So through filth and gnats, heat, toil, and lack of food, I followed
Ambition.
CHAPTER XXX
THE MEANING OP CONQUEST
When I stumbled along the bank of the little stream that marked our rendezvous, I was mud-splashed, torn, and insect-poisoned, and I led a brutish set of ruffians. Yet I heard a muffled cheer roar out as I came into view. The Winnebagoes were in camp and in waiting.
I forgot ache and weariness. The Winnebagoes were fifty in all, picked men, and I looked them over and exulted. Erect and clean-limbed, they were as dignified and wonderful as a row of fir trees, and physically I felt a sorry object beside them. Yet they hailed me as leader, and placing me on a robe of deerskins carried me into camp. They smoked the pipe of fealty with me, and when I slept that night I knew that my dream castles of the last two years were at last shaping into something I could touch and handle. Their glitter was giving way to masonry.
The morning brought the Malhominis, the noon the Chippewas. I hoped for the French and the Pottawatamies by night.
But the night did not bring them, nor the next morning, nor the next day, nor yet the day following.
And in the waiting days I lived in four camps of savages, and it was my duty to cover them with the robe of peace.
The wolf-eyed Sacs, the stately Winnebagoes, the Chippewas, and Malhominis,—they sat like gamecocks, quiet, but alert for a ruffle of one another's plumage.

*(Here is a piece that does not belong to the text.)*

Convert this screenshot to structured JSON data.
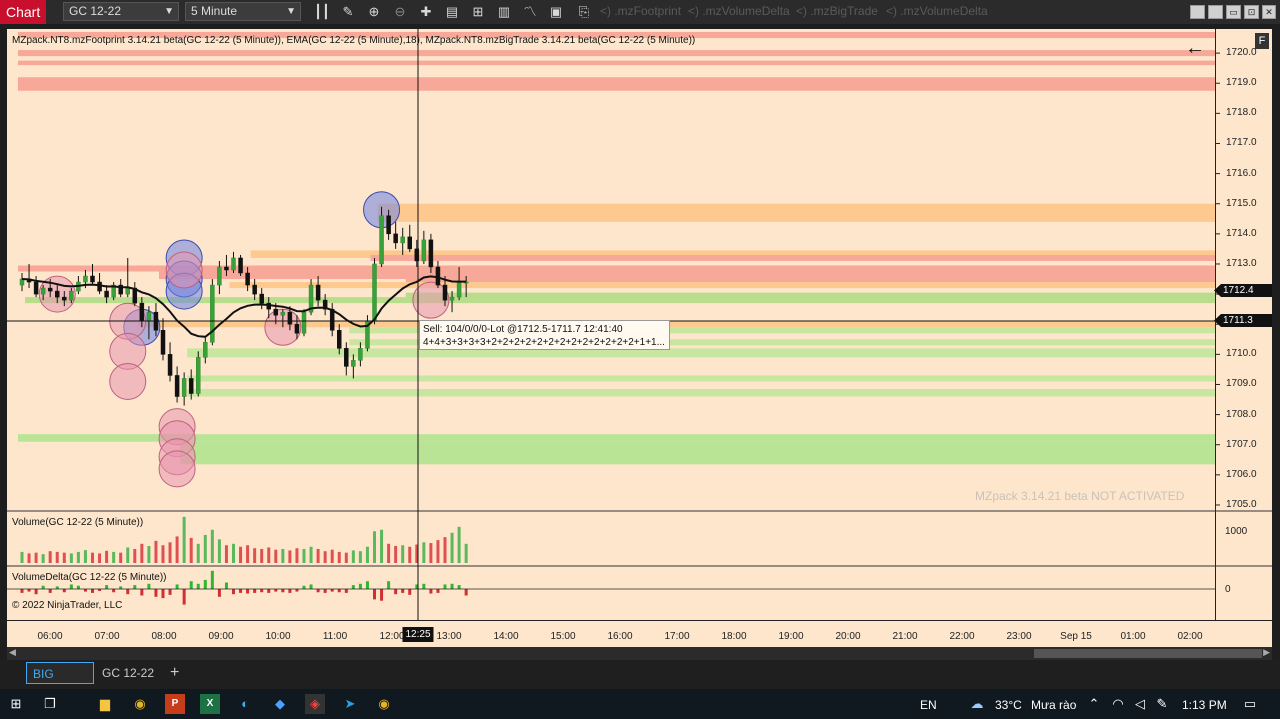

In council they were men; in idleness, children. When I was with them, they talked of war and spoke like senators. When I turned my back they gambled, lied, bragged, and stole. I needed four bodies and uncounted minds.
And I saw how my union was composed. The tribes would unite and destroy the Senecas,—that done, it was probable they would find the game merry, and fall upon one another.